La questione è dunque finita alla Corte Costituzionale. In particolare, si è detto che la mediazione comprimerebbe il sacrosanto diritto alla difesa di ogni cittadino. Per un’analisi più approfondita delle censure mosse contro l’istituto si segnala questo link http://www.cortecostituzionale.it/schedaOrdinanze.do?anno=2011&numero=268&numero_parte=1
Volendo semplificare, possiamo così schematizzare le motivazioni dei pro e dei contro la mediazione.
PRO
– consente una facile e veloce soluzione delle controversie, senza ricorrere al tribunale, evitando perciò i costi e i tempi dei processi;
– consente la tutela dei propri diritti senza doversi valere necessariamente di un avvocato e, quindi, con risparmio per il cittadino;
– consente alle parti di conoscere le pretese della controparte, in modo pacifico, al fine di trovare un accordo che tenga conto delle rispettive posizioni;
– si viene seguiti da un soggetto terzo e imparziale, incentivato a trovare un accordo tra le parti (difatti lo stesso corrispettivo per la mediazione varia a seconda che si raggiunga un accordo o meno);
– in caso di successo della mediazione, viene riconosciuto alle parti un credito di imposta fino a 500 euro, mentre, in caso di insuccesso, fino a 250 euro;
– in caso di esito positivo della mediazione, il verbale è omologato dal giudice e diventa esecutivo al pari di una sentenza.
– raramente si raggiunge un accordo in sede di mediazione. Il primo tentativo di soluzione della controversia avviene infatti con lo scambio di lettere degli avvocati. Se questo passaggio non sortisce esiti e le parti decidono di iniziare un giudizio in tribunale, difficilmente sarà un terzo soggetto a favorire l’accordo;
– con la conseguenza che la mediazione si rivela un modo per aumentare i tempi e i costi per la soluzione delle controversie;
– in particolare, i costi della mediazione sono pressoché uguali a quelli necessari per iniziare la causa: con la conseguenza che, in caso di esito negativo della mediazione, il cittadino deve pagare due volte;
– non sempre il mediatore è imparziale, essendo scelto da chi inizia “le ostilità”;
– il mediatore non è necessariamente un avvocato o un soggetto con approfondite conoscenze giuridiche;
– il mediatore non conosce sempre i fatti della controversia e la sua indagine si rivela spesso superficiale;
– le grandi compagnie (banche, assicurazioni, ecc.) spesso non si presentano davanti agli organismi di mediazione, con difficoltà di risolvere un gran numero di controversie che vedono, come controparte, il consumatore debole.

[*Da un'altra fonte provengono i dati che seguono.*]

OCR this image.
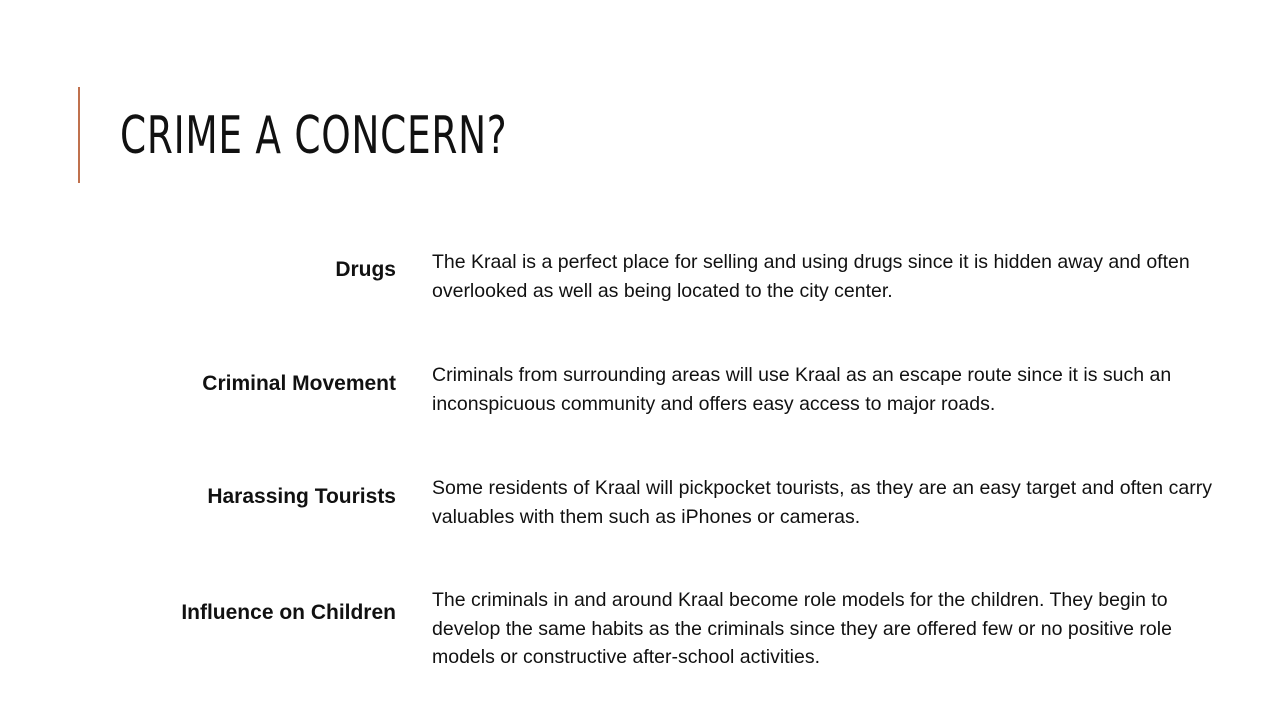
CRIME A CONCERN?
Drugs The Kraal is a perfect place for selling and using drugs since it is hidden away and often overlooked as well as being located to the city center.

Criminal Movement Criminals from surrounding areas will use Kraal as an escape route since it is such an inconspicuous community and offers easy access to major roads.

Harassing Tourists Some residents of Kraal will pickpocket tourists, as they are an easy target and often carry valuables with them such as iPhones or cameras.

Influence on Children

The criminals in and around Kraal become role models for the children. They begin to develop the same habits as the criminals since they are offered few or no positive role models or constructive after-school activities.
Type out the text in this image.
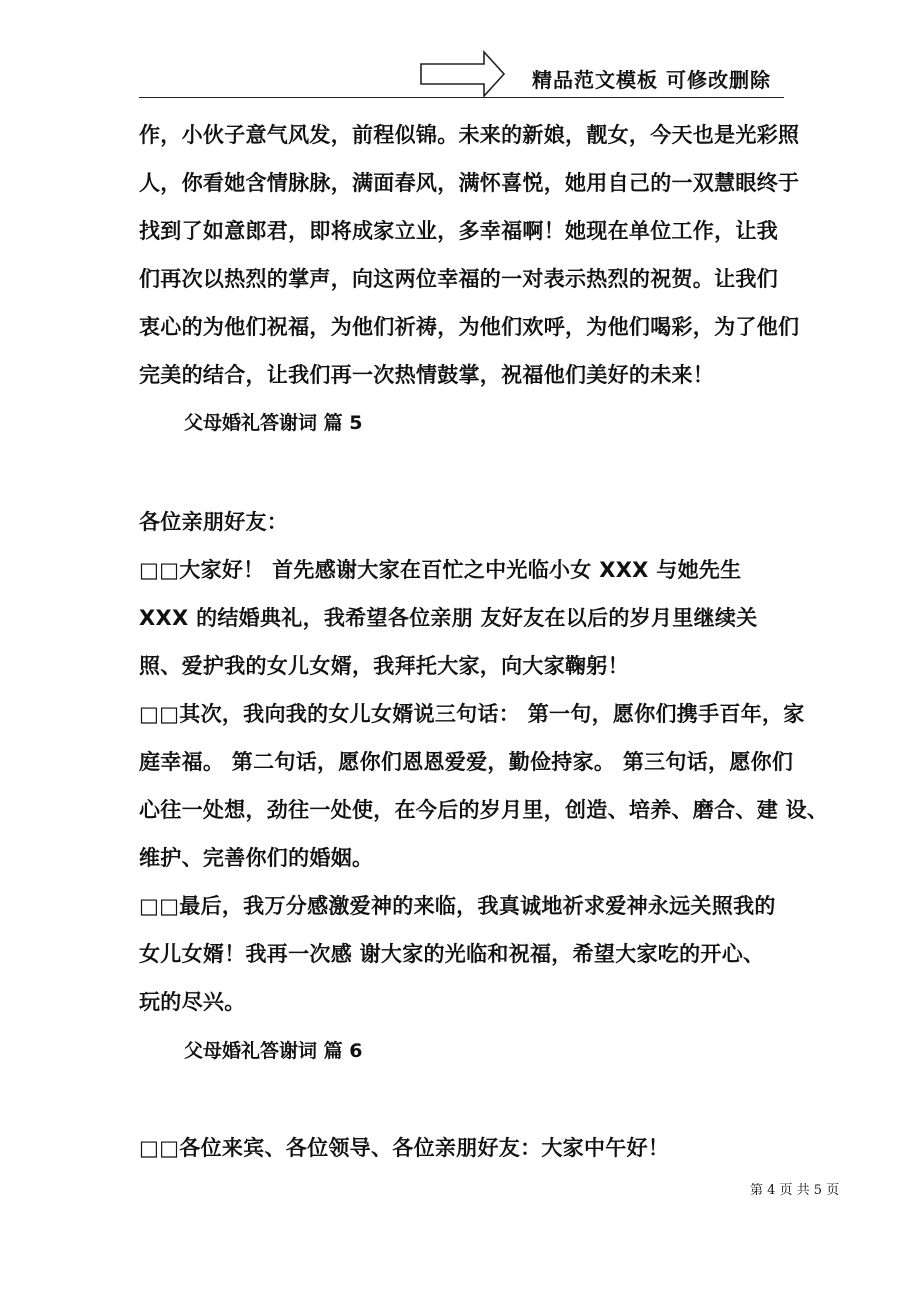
精品范文模板 可修改删除
作，小伙子意气风发，前程似锦。未来的新娘，靓女，今天也是光彩照
人，你看她含情脉脉，满面春风，满怀喜悦，她用自己的一双慧眼终于
找到了如意郎君，即将成家立业，多幸福啊！她现在单位工作，让我
们再次以热烈的掌声，向这两位幸福的一对表示热烈的祝贺。让我们
衷心的为他们祝福，为他们祈祷，为他们欢呼，为他们喝彩，为了他们
完美的结合，让我们再一次热情鼓掌，祝福他们美好的未来！
父母婚礼答谢词 篇 5
各位亲朋好友：
□□大家好！ 首先感谢大家在百忙之中光临小女 XXX 与她先生
XXX 的结婚典礼，我希望各位亲朋 友好友在以后的岁月里继续关
照、爱护我的女儿女婿，我拜托大家，向大家鞠躬！
□□其次，我向我的女儿女婿说三句话： 第一句，愿你们携手百年，家
庭幸福。 第二句话，愿你们恩恩爱爱，勤俭持家。 第三句话，愿你们
心往一处想，劲往一处使，在今后的岁月里，创造、培养、磨合、建 设、
维护、完善你们的婚姻。
□□最后，我万分感激爱神的来临，我真诚地祈求爱神永远关照我的
女儿女婿！我再一次感 谢大家的光临和祝福，希望大家吃的开心、
玩的尽兴。
父母婚礼答谢词 篇 6
□□各位来宾、各位领导、各位亲朋好友：大家中午好！
第 4 页 共 5 页
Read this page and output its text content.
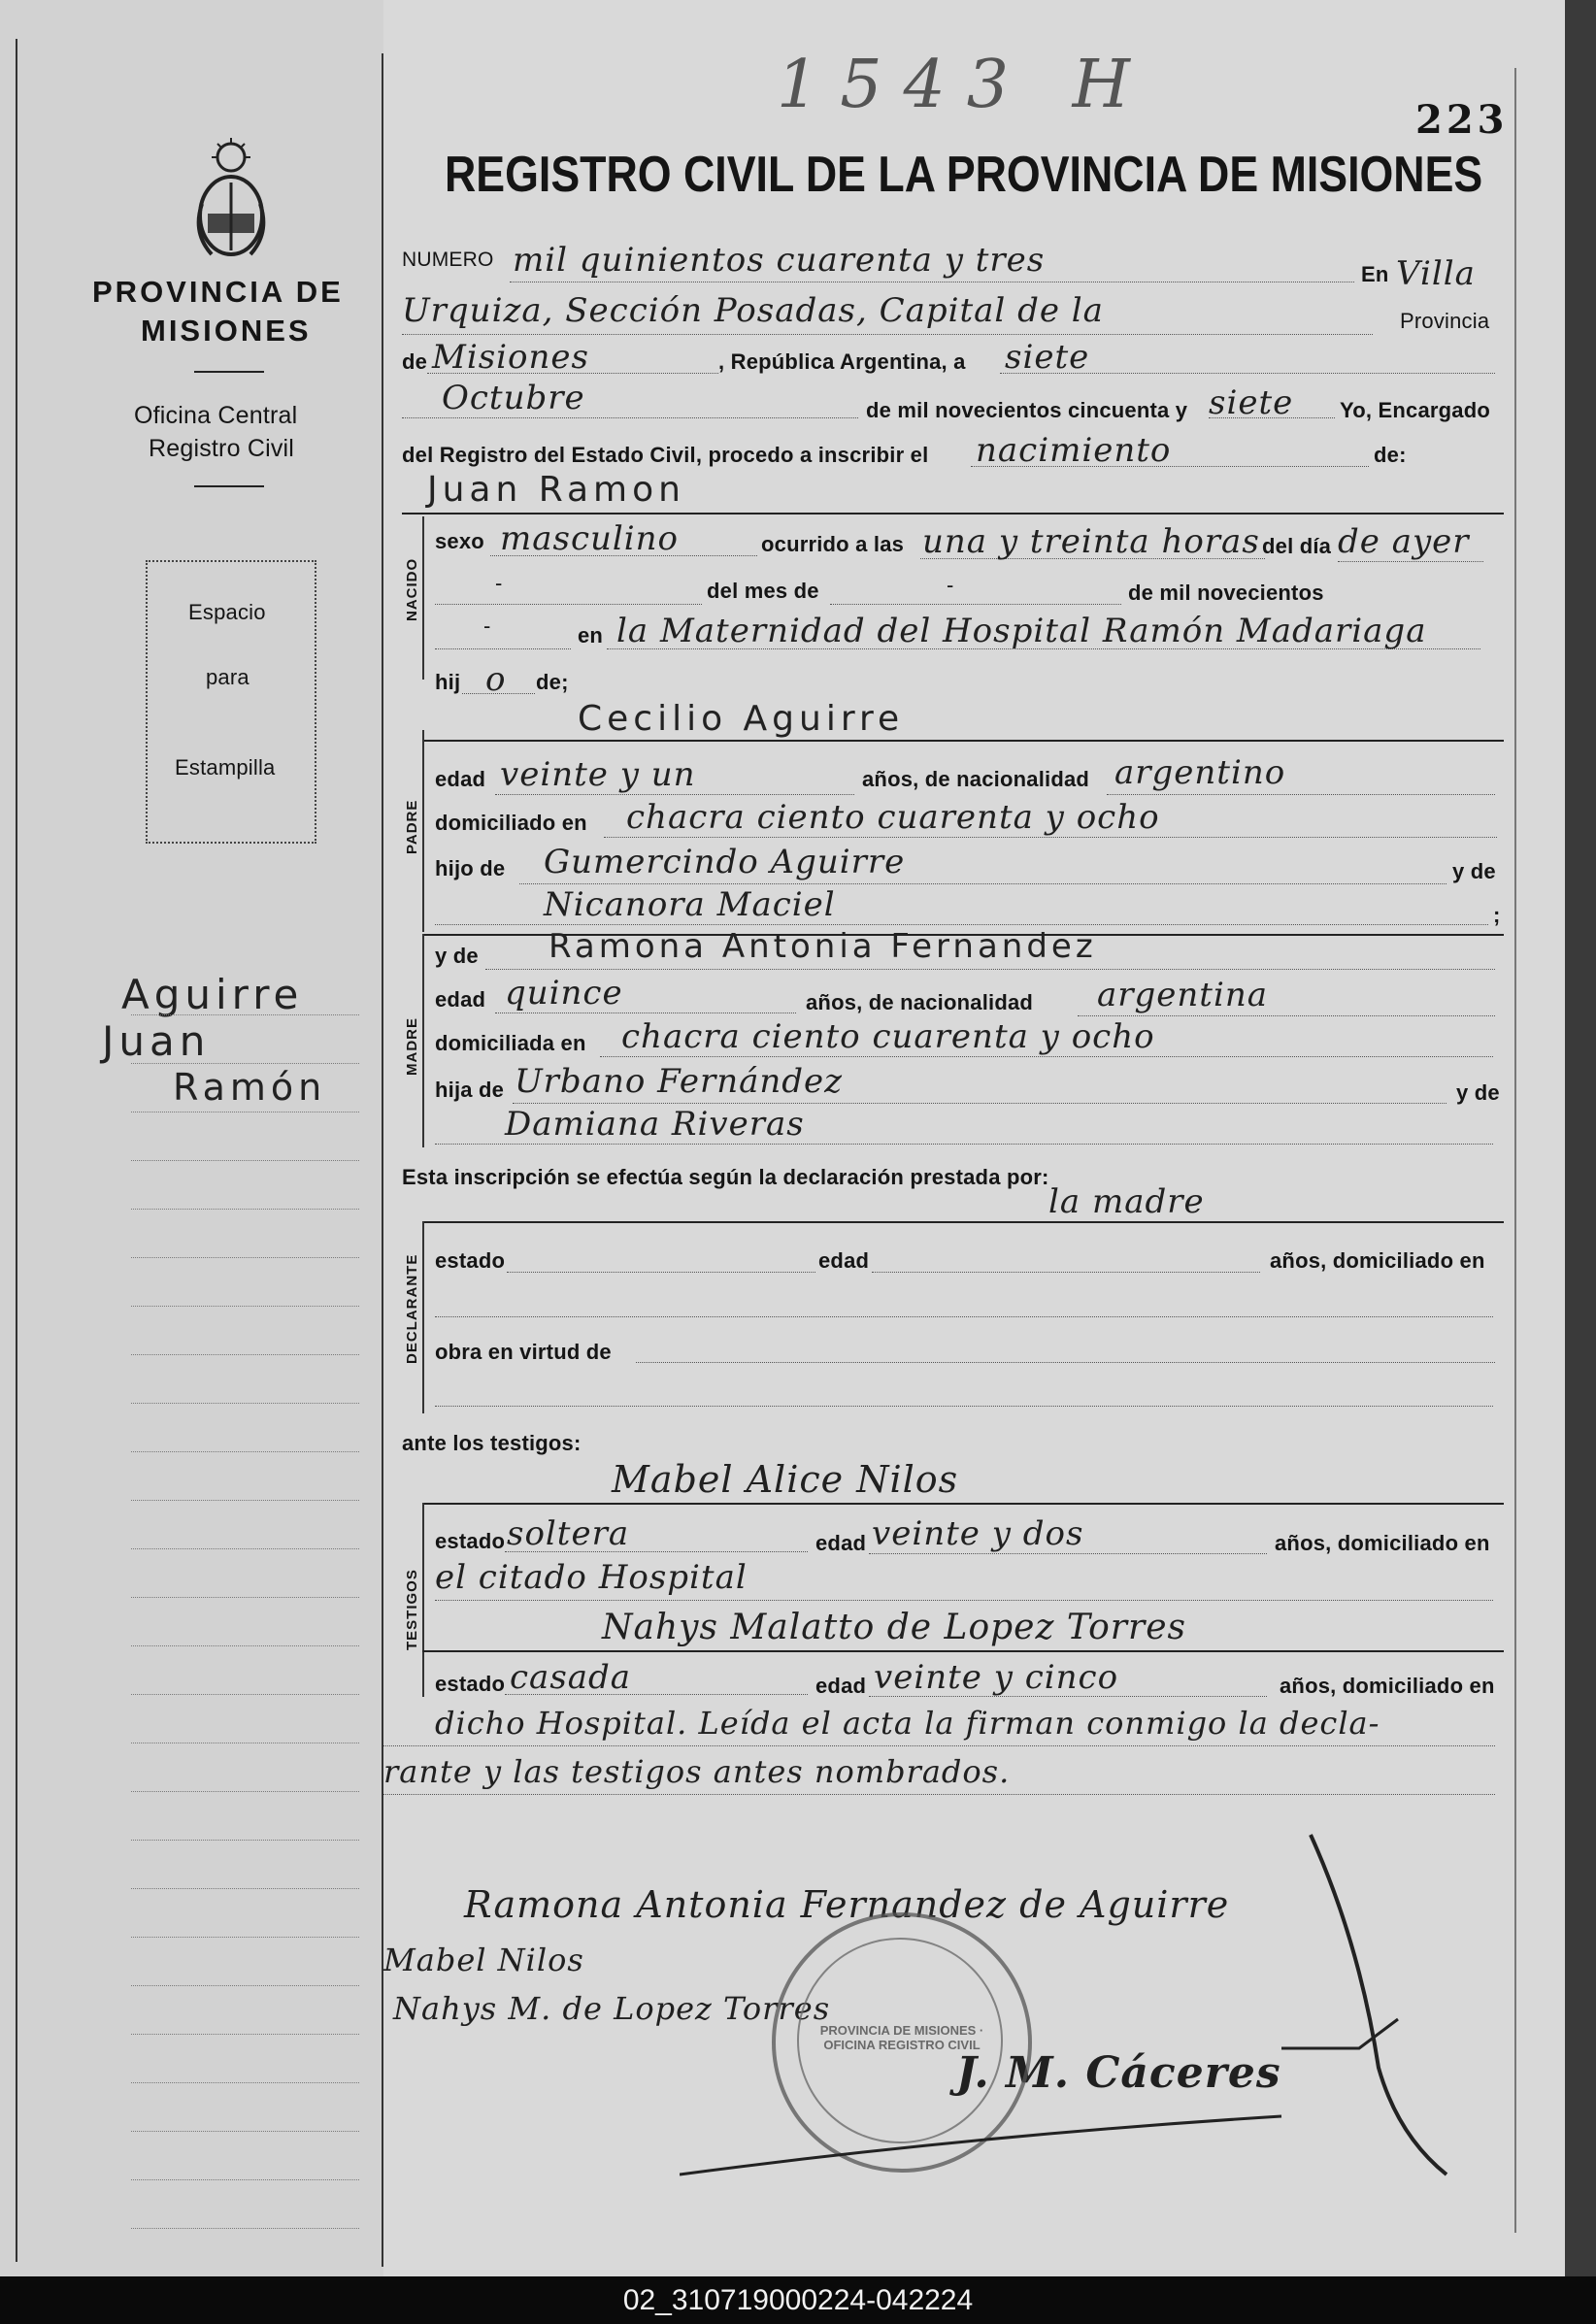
1543 H	223
REGISTRO CIVIL DE LA PROVINCIA DE MISIONES
PROVINCIA DE
MISIONES
Oficina Central
Registro Civil
Espacio
para
Estampilla
Aguirre
Juan
Ramón
NUMERO mil quinientos cuarenta y tres	En Villa
Urquiza, Sección Posadas, Capital de la	Provincia
de Misiones	, República Argentina, a siete
Octubre	de mil novecientos cincuenta y siete Yo, Encargado
del Registro del Estado Civil, procedo a inscribir el nacimiento	de:
Juan Ramon
NACIDO
sexo masculino	ocurrido a las una y treinta horas del día de ayer
-	del mes de	-	de mil novecientos
-	en la Maternidad del Hospital Ramón Madariaga
hij o de;
Cecilio Aguirre
PADRE
edad veinte y un	años, de nacionalidad argentino
domiciliado en chacra ciento cuarenta y ocho
hijo de Gumercindo Aguirre	y de
Nicanora Maciel	;
MADRE
y de Ramona Antonia Fernandez
edad quince	años, de nacionalidad argentina
domiciliada en chacra ciento cuarenta y ocho
hija de Urbano Fernández	y de
Damiana Riveras
Esta inscripción se efectúa según la declaración prestada por:
la madre
DECLARANTE estado	edad	años, domiciliado en
obra en virtud de
ante los testigos:
Mabel Alice Nilos
TESTIGOS
estado soltera	edad veinte y dos	años, domiciliado en
el citado Hospital
Nahys Malatto de Lopez Torres
estado casada	edad veinte y cinco	años, domiciliado en
dicho Hospital. Leída el acta la firman conmigo la decla-
rante y las testigos antes nombrados.
Ramona Antonia Fernandez de Aguirre
Mabel Nilos
Nahys M. de Lopez Torres
J. M. Cáceres
PROVINCIA DE MISIONES · OFICINA REGISTRO CIVIL
02_310719000224-042224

Mediazione obbligatoria Pur non essendo affatto un sostenitore della mediazione obbligatoria e nonostante il personale auspicio che la stessa venga dichiarata incostituzionale, alcuni rilievi formulati da chi è ad essa contrario non mi trovano consenziente.Sono d’accordo sui primi tre punti, mentre dissento sulla presunta mancanza di imparzialità del mediatore, in quanto non è affatto vero che egli sia scelto dall’attore. In realtà quest’ultimo può soltanto scegliere l’organismo di mediazione, il quale poi provvederà a designare il mediatore persona fisica chiamato a dirimere la controversia. Detta designazione è, quindi, di esclusiva pertinenza dell’organismo di mediazione. Quanto alla qualificazione professionale, cioè al grado di affidabilità tecnico giuridica del mediatore, se l’attore ha il buon senso di rivolgersi ad organismi qualificati come il consiglio dell’ordine degli avvocati o la camera di commercio, potrà usufruire di professionisti in grado di fornire adeguate garanzie di corretto adempimento del loro mandato. Circa la conoscenza dei fatti della controversia, il ricorrente ha l’onere di indicare sull’apposito modulo di richiesta di mediazione,le ragioni di fatto e di diritto poste a fondamento della pretesa e ha anche la possibilità di allegare atti e documenti, onde mettere il mediatore nelle condizioni nelle condizioni di farsi un’idea della questione. Infine, la mancata presentazione delle compagnie assicuratrici e delle banche all’udienz di mediazione, potrà essere sempre valutata dal giudice come argomento di prova a favore del ricorrente. Detto questo, concordo pienamente con quanti ritengono l’istituto una fondamentale perdita di tempo e di denaro, con aggravio di costi a carico dell’utente.